Cette appréciation était lancée pour la dernière fois sans qu’aucun des deux partis ne le sache. Les événements se multipliaient dans la vie du royaume et personne ne restait à l’abri des mutations qu’ils apportaient. Mengwelune, la danseuse du roi, allait le quitter définitivement pour trouver la vraie joie dans les choses du royaume de Dieu, abandonnant les joies avec le roi Njoya pour embrasser la joie de Jésus-Christ, le Roi des rois et Seigneur des seigneurs
Libérée et servante de Jésus-Christ
Résidant au palais, à l’épicentre des institutions royales qui décident des problèmes du pays bamoun, Mengwelune était l’interlocutrice privilégiée du roi Njoya. Le roi l’informait de beaucoup d’événements qu’il discutait avec elle. C’est ainsi qu’ils avaient parlé de long en large de la cavalerie peule venue de Banyo lors de l’insurrection du premier ministre Gbetkom-Ndombue et des premiers blancs apparus avec leur horde de soldats et plus tard des autres qui étaient des marchands. De fait, les Allemands voulaient collaborer avec le roi Njoya à qui ils venaient offrir l’amitié de la part de leur roi. Mais Samé, un employé d’un de ces commerçants, parlait du Dieu qui avait envoyé son fils pour sauver les hommes. Ayant écouté ces récits étranges, le roi Njoya appela l’homme et s’enquit sérieusement de ce message. Il fit transcrire ces histoires dans la langue shumom. Il était si intéressé de connaître ce Dieu qu’il offrit de l’argent à Samé pour qu’il reste enseigner le peuple bamoun mais celui-ci déclina en disant que des messagers de Dieu viendraient un jour. Samé continua son voyage et personne ne sait d’où il venait.
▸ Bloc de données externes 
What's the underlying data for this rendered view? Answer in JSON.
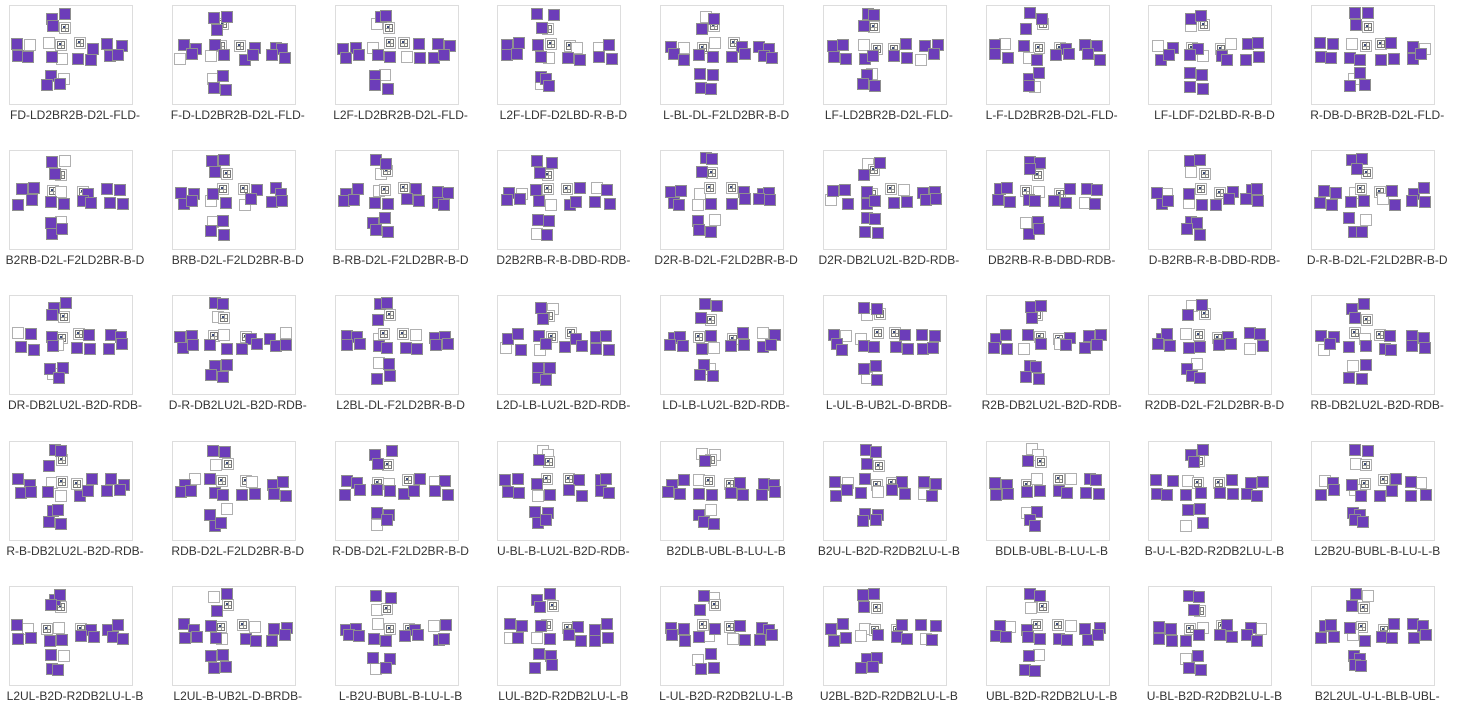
{
  "page": {
    "background": "#ffffff"
  },
  "colors": {
    "purple": "#6c3db9",
    "purple_border": "#8f8f8f",
    "white_border": "#b0b0b0",
    "card_border": "#dddddd",
    "caption": "#333333",
    "marker_dot": "#3a4a7a",
    "marker_line": "#999999"
  },
  "grid": {
    "columns": 9,
    "rows": 5
  },
  "net_faces_order": [
    "u",
    "l",
    "f",
    "r",
    "b",
    "d"
  ],
  "legend": {
    "sticker_states": {
      "p": "purple",
      "w": "white",
      "m": "white-with-marker-icon"
    },
    "net_layout": "unfolded 2x2x2 cube: up face on top, left/front/right/back faces in middle row, down face on bottom"
  },
  "thumbnails": [
    {
      "caption": "FD-LD2BR2B-D2L-FLD-",
      "net": {
        "u": "pppm",
        "l": "pwpp",
        "f": "wmpw",
        "r": "mppp",
        "b": "pppp",
        "d": "pwpp"
      }
    },
    {
      "caption": "F-D-LD2BR2B-D2L-FLD-",
      "net": {
        "u": "pppm",
        "l": "ppwp",
        "f": "pmwp",
        "r": "mppp",
        "b": "pppp",
        "d": "wppp"
      }
    },
    {
      "caption": "L2F-LD2BR2B-D2L-FLD-",
      "net": {
        "u": "ppwm",
        "l": "pppp",
        "f": "wmpp",
        "r": "mpwp",
        "b": "pppp",
        "d": "pwpp"
      }
    },
    {
      "caption": "L2F-LDF-D2LBD-R-B-D",
      "net": {
        "u": "pppm",
        "l": "pppp",
        "f": "pmpw",
        "r": "mwpp",
        "b": "wppp",
        "d": "ppwp"
      }
    },
    {
      "caption": "L-BL-DL-F2LD2BR-B-D",
      "net": {
        "u": "wppm",
        "l": "pwpp",
        "f": "mwpp",
        "r": "mppp",
        "b": "pppp",
        "d": "pppp"
      }
    },
    {
      "caption": "LF-LD2BR2B-D2L-FLD-",
      "net": {
        "u": "pppm",
        "l": "pppp",
        "f": "wmpp",
        "r": "mppp",
        "b": "ppwp",
        "d": "pwpp"
      }
    },
    {
      "caption": "L-F-LD2BR2B-D2L-FLD-",
      "net": {
        "u": "pppm",
        "l": "pwpp",
        "f": "pmwp",
        "r": "mppp",
        "b": "pppp",
        "d": "pppw"
      }
    },
    {
      "caption": "LF-LDF-D2LBD-R-B-D",
      "net": {
        "u": "ppwm",
        "l": "wppp",
        "f": "mppw",
        "r": "mwpp",
        "b": "pppp",
        "d": "pppp"
      }
    },
    {
      "caption": "R-DB-D-BR2B-D2L-FLD-",
      "net": {
        "u": "pppm",
        "l": "pppp",
        "f": "wmpp",
        "r": "mppp",
        "b": "pwpp",
        "d": "wppp"
      }
    },
    {
      "caption": "B2RB-D2L-F2LD2BR-B-D",
      "net": {
        "u": "pwpm",
        "l": "pppp",
        "f": "mwpp",
        "r": "mppp",
        "b": "pppp",
        "d": "pwpp"
      }
    },
    {
      "caption": "BRB-D2L-F2LD2BR-B-D",
      "net": {
        "u": "pppm",
        "l": "pppp",
        "f": "pmwp",
        "r": "mpwp",
        "b": "pppp",
        "d": "wppp"
      }
    },
    {
      "caption": "B-RB-D2L-F2LD2BR-B-D",
      "net": {
        "u": "ppwm",
        "l": "pppp",
        "f": "wmpp",
        "r": "mppp",
        "b": "pppp",
        "d": "pppp"
      }
    },
    {
      "caption": "D2B2RB-R-B-DBD-RDB-",
      "net": {
        "u": "pppm",
        "l": "pwpp",
        "f": "pmpw",
        "r": "mppp",
        "b": "wppp",
        "d": "ppwp"
      }
    },
    {
      "caption": "D2R-B-D2L-F2LD2BR-B-D",
      "net": {
        "u": "pppm",
        "l": "pppp",
        "f": "wmwp",
        "r": "mppp",
        "b": "pppp",
        "d": "pwpp"
      }
    },
    {
      "caption": "D2R-DB2LU2L-B2D-RDB-",
      "net": {
        "u": "wppm",
        "l": "ppwp",
        "f": "pmpp",
        "r": "mwpp",
        "b": "pppp",
        "d": "pppp"
      }
    },
    {
      "caption": "DB2RB-R-B-DBD-RDB-",
      "net": {
        "u": "pppm",
        "l": "pppp",
        "f": "mwpp",
        "r": "mppp",
        "b": "ppwp",
        "d": "wppp"
      }
    },
    {
      "caption": "D-B2RB-R-B-DBD-RDB-",
      "net": {
        "u": "ppwm",
        "l": "pwpp",
        "f": "pmwp",
        "r": "mppp",
        "b": "pppp",
        "d": "pppp"
      }
    },
    {
      "caption": "D-R-B-D2L-F2LD2BR-B-D",
      "net": {
        "u": "pppm",
        "l": "pppp",
        "f": "wmpp",
        "r": "mpwp",
        "b": "pppp",
        "d": "pwpp"
      }
    },
    {
      "caption": "DR-DB2LU2L-B2D-RDB-",
      "net": {
        "u": "pppm",
        "l": "wppp",
        "f": "pmpw",
        "r": "mppp",
        "b": "pppp",
        "d": "ppwp"
      }
    },
    {
      "caption": "D-R-DB2LU2L-B2D-RDB-",
      "net": {
        "u": "ppwm",
        "l": "pppp",
        "f": "mwpp",
        "r": "mppp",
        "b": "pwpp",
        "d": "pppp"
      }
    },
    {
      "caption": "L2BL-DL-F2LD2BR-B-D",
      "net": {
        "u": "pppm",
        "l": "pppp",
        "f": "wmpp",
        "r": "mwpp",
        "b": "pppp",
        "d": "wppp"
      }
    },
    {
      "caption": "L2D-LB-LU2L-B2D-RDB-",
      "net": {
        "u": "pwpm",
        "l": "ppwp",
        "f": "pmwp",
        "r": "mppp",
        "b": "pppp",
        "d": "pppp"
      }
    },
    {
      "caption": "LD-LB-LU2L-B2D-RDB-",
      "net": {
        "u": "pppm",
        "l": "pppp",
        "f": "mppw",
        "r": "mppp",
        "b": "wppp",
        "d": "pwpp"
      }
    },
    {
      "caption": "L-UL-B-UB2L-D-BRDB-",
      "net": {
        "u": "ppwm",
        "l": "pwpp",
        "f": "wmpp",
        "r": "mppp",
        "b": "pppp",
        "d": "ppwp"
      }
    },
    {
      "caption": "R2B-DB2LU2L-B2D-RDB-",
      "net": {
        "u": "pppm",
        "l": "pppp",
        "f": "pmwp",
        "r": "mpwp",
        "b": "pppp",
        "d": "pppp"
      }
    },
    {
      "caption": "R2DB-D2L-F2LD2BR-B-D",
      "net": {
        "u": "wppm",
        "l": "pppp",
        "f": "wmpp",
        "r": "mppp",
        "b": "ppwp",
        "d": "pwpp"
      }
    },
    {
      "caption": "RB-DB2LU2L-B2D-RDB-",
      "net": {
        "u": "pppm",
        "l": "ppwp",
        "f": "mwpp",
        "r": "mppp",
        "b": "pppp",
        "d": "wppp"
      }
    },
    {
      "caption": "R-B-DB2LU2L-B2D-RDB-",
      "net": {
        "u": "pppm",
        "l": "pppp",
        "f": "wmpw",
        "r": "mppp",
        "b": "pppp",
        "d": "pppp"
      }
    },
    {
      "caption": "RDB-D2L-F2LD2BR-B-D",
      "net": {
        "u": "ppwm",
        "l": "pwpp",
        "f": "pmpp",
        "r": "mwpp",
        "b": "pppp",
        "d": "pwpp"
      }
    },
    {
      "caption": "R-DB-D2L-F2LD2BR-B-D",
      "net": {
        "u": "pppm",
        "l": "pppp",
        "f": "mwpp",
        "r": "mppp",
        "b": "wppp",
        "d": "ppwp"
      }
    },
    {
      "caption": "U-BL-B-LU2L-B2D-RDB-",
      "net": {
        "u": "wwpm",
        "l": "pppp",
        "f": "pmwp",
        "r": "mppp",
        "b": "pppp",
        "d": "pppp"
      }
    },
    {
      "caption": "B2DLB-UBL-B-LU-L-B",
      "net": {
        "u": "wwpm",
        "l": "pppp",
        "f": "wmpp",
        "r": "mppp",
        "b": "pppp",
        "d": "pwpp"
      }
    },
    {
      "caption": "B2U-L-B2D-R2DB2LU-L-B",
      "net": {
        "u": "pppm",
        "l": "pwpp",
        "f": "pmpw",
        "r": "mppp",
        "b": "ppwp",
        "d": "pppp"
      }
    },
    {
      "caption": "BDLB-UBL-B-LU-L-B",
      "net": {
        "u": "wwpm",
        "l": "pppp",
        "f": "mwpp",
        "r": "mwpp",
        "b": "pppp",
        "d": "wppp"
      }
    },
    {
      "caption": "B-U-L-B2D-R2DB2LU-L-B",
      "net": {
        "u": "pppm",
        "l": "pppp",
        "f": "wmpp",
        "r": "mppp",
        "b": "pppp",
        "d": "ppwp"
      }
    },
    {
      "caption": "L2B2U-BUBL-B-LU-L-B",
      "net": {
        "u": "ppwm",
        "l": "wppp",
        "f": "pmwp",
        "r": "mppp",
        "b": "pwpp",
        "d": "pppp"
      }
    },
    {
      "caption": "L2UL-B2D-R2DB2LU-L-B",
      "net": {
        "u": "pppm",
        "l": "pwpp",
        "f": "mwpp",
        "r": "mppp",
        "b": "pppp",
        "d": "pwpp"
      }
    },
    {
      "caption": "L2UL-B-UB2L-D-BRDB-",
      "net": {
        "u": "wppm",
        "l": "pppp",
        "f": "pmpw",
        "r": "mwpp",
        "b": "pppp",
        "d": "pppp"
      }
    },
    {
      "caption": "L-B2U-BUBL-B-LU-L-B",
      "net": {
        "u": "ppwm",
        "l": "pppp",
        "f": "wmpp",
        "r": "mppp",
        "b": "wppp",
        "d": "ppwp"
      }
    },
    {
      "caption": "LUL-B2D-R2DB2LU-L-B",
      "net": {
        "u": "pppm",
        "l": "ppwp",
        "f": "pmwp",
        "r": "mppp",
        "b": "pppp",
        "d": "pppp"
      }
    },
    {
      "caption": "L-UL-B2D-R2DB2LU-L-B",
      "net": {
        "u": "pwpm",
        "l": "pppp",
        "f": "mppw",
        "r": "mpwp",
        "b": "pppp",
        "d": "wppp"
      }
    },
    {
      "caption": "U2BL-B2D-R2DB2LU-L-B",
      "net": {
        "u": "pppm",
        "l": "pppp",
        "f": "wmwp",
        "r": "mppp",
        "b": "ppwp",
        "d": "pppp"
      }
    },
    {
      "caption": "UBL-B2D-R2DB2LU-L-B",
      "net": {
        "u": "ppwm",
        "l": "pwpp",
        "f": "pmpp",
        "r": "mwpp",
        "b": "pppp",
        "d": "pwpp"
      }
    },
    {
      "caption": "U-BL-B2D-R2DB2LU-L-B",
      "net": {
        "u": "pppm",
        "l": "pppp",
        "f": "mwpp",
        "r": "mppp",
        "b": "pwpp",
        "d": "wppp"
      }
    },
    {
      "caption": "B2L2UL-U-L-BLB-UBL-",
      "net": {
        "u": "pwpm",
        "l": "pppp",
        "f": "pmwp",
        "r": "mppp",
        "b": "pppp",
        "d": "pppp"
      }
    }
  ]
}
Plus tard, deux jeunes Bamoun, Mah et Nguin, qui s’étaient rendus à Bali pour rendre visite à des parents, y sont devenus écoliers. Ils apprirent en plus de l’écriture, des récits merveilleux dans la Parole de Dieu. De retour à Foumban, ils racontèrent leur découverte à leur famille et le bruit courut jusqu’au roi. Ayant écouté ces jeunes et touché par la connaissance de ces histoires inconnues de son peuple, le roi donna l’ordre aux écoliers de retourner à Bali dire aux blancs de venir aussi enseigner ces choses merveilleuses à son peuple.
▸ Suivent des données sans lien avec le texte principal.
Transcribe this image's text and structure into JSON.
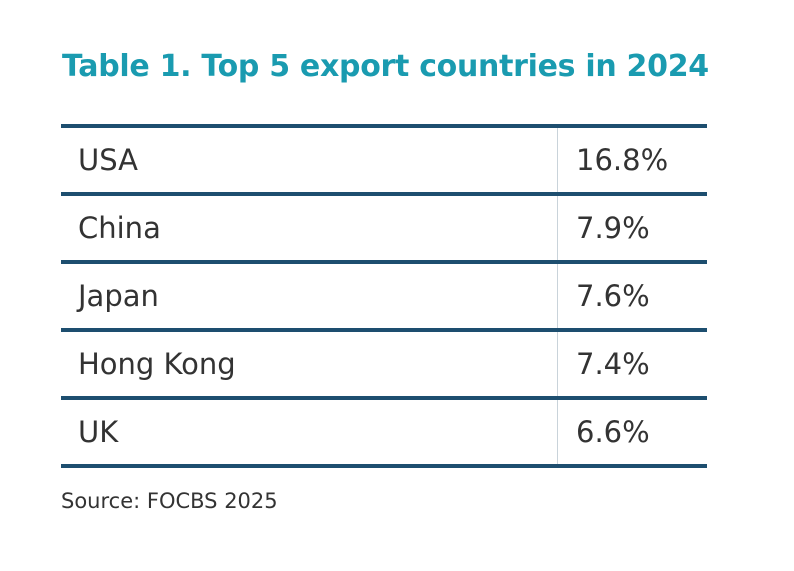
{
  "title": "Table 1. Top 5 export countries in 2024",
  "rows": [
    {
      "country": "USA",
      "share": "16.8%"
    },
    {
      "country": "China",
      "share": "7.9%"
    },
    {
      "country": "Japan",
      "share": "7.6%"
    },
    {
      "country": "Hong Kong",
      "share": "7.4%"
    },
    {
      "country": "UK",
      "share": "6.6%"
    }
  ],
  "source": "Source: FOCBS 2025",
  "colors": {
    "title": "#1a9bb0",
    "rule": "#1d4e6f",
    "text": "#333333"
  }
}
Le 10 avril 1906, le pasteur allemand Martin Gohring, de la Mission de Bâle arriva à Foumban, répondant ainsi à l’appel du roi Njoya. Ce fut l’effervescence dans la ville. Le roi Njoya leur donna la plus haute colline de la ville à Njisse. Il fit construire en hâte le logement, l’école et Nda Nyinyi (la maison de Dieu) ou l’église sur la place de marché. Le roi lui-même écoutait avec attention les prédications. Il avait recommandé à ses épouses et à filles de prendre part régulièrement au culte. Rhein-Wurhmann explique ce qui se passe ensuite :
Mengwelune, l’amie du roi s’y rendit aussi. Plus que toutes les autres femmes, elle fut touchée de ce qu’elle entendait. Peu après, le roi sentit qu’un grand changement se faisait dans le coeur de la jeune femme. Elle ne recherchait plus autant la présence du roi. Souvent, on la voyait assise seule et perdue dans ses pensées et pleurant. Jamais elle ne manquait le culte, mais peu à peu, elle se retirait du roi.
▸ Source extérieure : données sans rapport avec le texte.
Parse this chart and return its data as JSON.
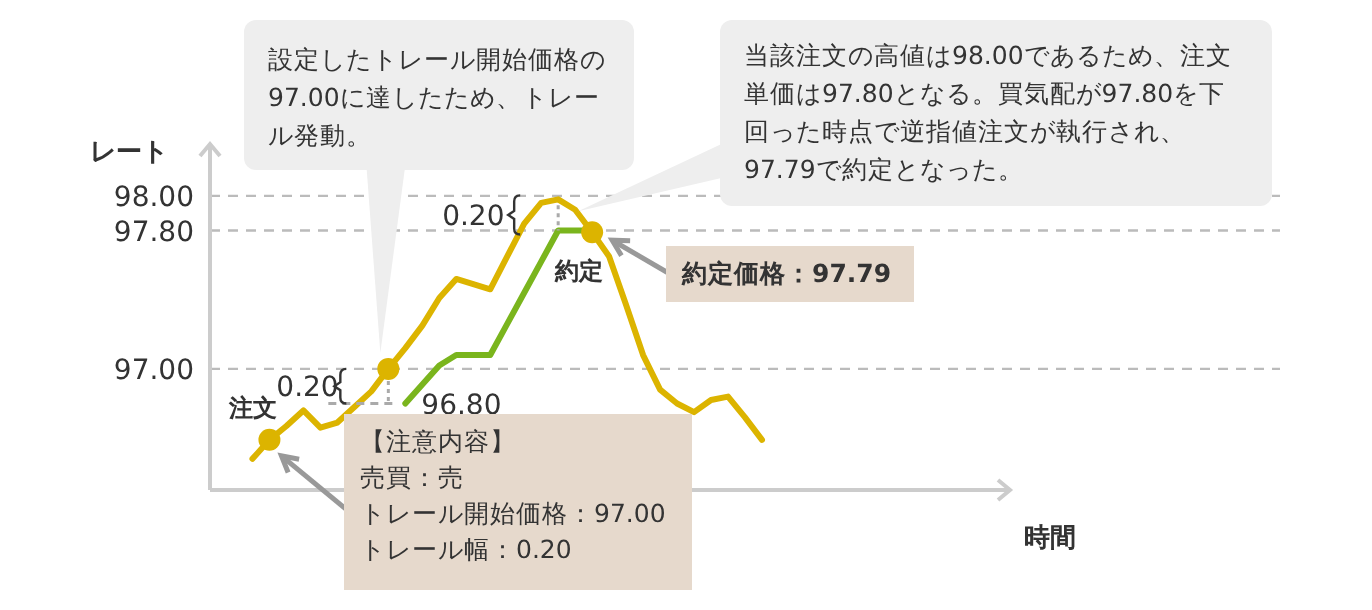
{
  "chart_data": {
    "type": "line",
    "ylabel": "レート",
    "xlabel": "時間",
    "categories": [
      null,
      null,
      null,
      null,
      null,
      null,
      null,
      null,
      null,
      null,
      null,
      null,
      null,
      null,
      null,
      null,
      null,
      null,
      null,
      null,
      null,
      null,
      null,
      null,
      null,
      null,
      null,
      null,
      null,
      null,
      null,
      null,
      null,
      null,
      null,
      null,
      null,
      null,
      null,
      null,
      null,
      null,
      null,
      null,
      null,
      null,
      null,
      null,
      null,
      null,
      null,
      null,
      null,
      null,
      null,
      null,
      null,
      null,
      null,
      null,
      null,
      null,
      null
    ],
    "ylim": [
      96.3,
      98.3
    ],
    "yticks": [
      {
        "value": 98.0,
        "label": "98.00"
      },
      {
        "value": 97.8,
        "label": "97.80"
      },
      {
        "value": 97.0,
        "label": "97.00"
      }
    ],
    "tick_labels": "y",
    "grid": "y",
    "line_style": "solid",
    "series": [
      {
        "color": "#dcb400",
        "values": [
          null,
          null,
          96.48,
          96.59,
          96.67,
          96.76,
          96.66,
          96.69,
          96.78,
          96.87,
          97.0,
          97.12,
          97.25,
          97.41,
          97.52,
          97.49,
          97.46,
          97.65,
          97.84,
          97.96,
          97.98,
          97.92,
          97.79,
          97.65,
          97.37,
          97.08,
          96.88,
          96.8,
          96.75,
          96.82,
          96.84,
          96.72,
          96.59,
          null,
          null,
          null,
          null,
          null,
          null,
          null,
          null,
          null,
          null,
          null,
          null,
          null,
          null,
          null,
          null,
          null,
          null,
          null,
          null,
          null,
          null,
          null,
          null,
          null,
          null,
          null,
          null,
          null,
          null
        ]
      },
      {
        "color": "#7ab51d",
        "values": [
          null,
          null,
          null,
          null,
          null,
          null,
          null,
          null,
          null,
          null,
          null,
          96.8,
          96.91,
          97.02,
          97.08,
          97.08,
          97.08,
          97.26,
          97.44,
          97.62,
          97.8,
          97.8,
          97.8,
          null,
          null,
          null,
          null,
          null,
          null,
          null,
          null,
          null,
          null,
          null,
          null,
          null,
          null,
          null,
          null,
          null,
          null,
          null,
          null,
          null,
          null,
          null,
          null,
          null,
          null,
          null,
          null,
          null,
          null,
          null,
          null,
          null,
          null,
          null,
          null,
          null,
          null,
          null,
          null
        ]
      },
      {
        "type": "scatter",
        "marker": "circle",
        "color": "#dcb400",
        "values": [
          null,
          null,
          null,
          96.59,
          null,
          null,
          null,
          null,
          null,
          null,
          97.0,
          null,
          null,
          null,
          null,
          null,
          null,
          null,
          null,
          null,
          null,
          null,
          97.79,
          null,
          null,
          null,
          null,
          null,
          null,
          null,
          null,
          null,
          null,
          null,
          null,
          null,
          null,
          null,
          null,
          null,
          null,
          null,
          null,
          null,
          null,
          null,
          null,
          null,
          null,
          null,
          null,
          null,
          null,
          null,
          null,
          null,
          null,
          null,
          null,
          null,
          null,
          null,
          null
        ]
      }
    ],
    "annotations": [
      "設定したトレール開始価格の97.00に達したため、トレール発動。",
      "当該注文の高値は98.00であるため、注文単価は97.80となる。買気配が97.80を下回った時点で逆指値注文が執行され、97.79で約定となった。",
      "約定価格：97.79",
      "【注意内容】",
      "売買：売",
      "トレール開始価格：97.00",
      "トレール幅：0.20",
      "注文",
      "0.20",
      "0.20",
      "96.80",
      "約定"
    ]
  }
}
Un jour, elle se présenta devant le roi et lui déclara humblement mais fermement, “J’ai assisté au culte des chrétiens chaque jour qu’ils appellent dimanche. Ils disent beaucoup de bonnes choses et leurs paroles sont entrées dans mon coeur. Leur Dieu dit : ‘Heureux ceux qui ont le coeur pur,’ mais moi, je n’ai pas le coeur pur, j’ai fait beaucoup de mal. Les femmes du roi me haïssent et en cela, elles ont raison. Je ne peux donc plus être amie du roi : qu’il me donne à un brave homme comme épouse !”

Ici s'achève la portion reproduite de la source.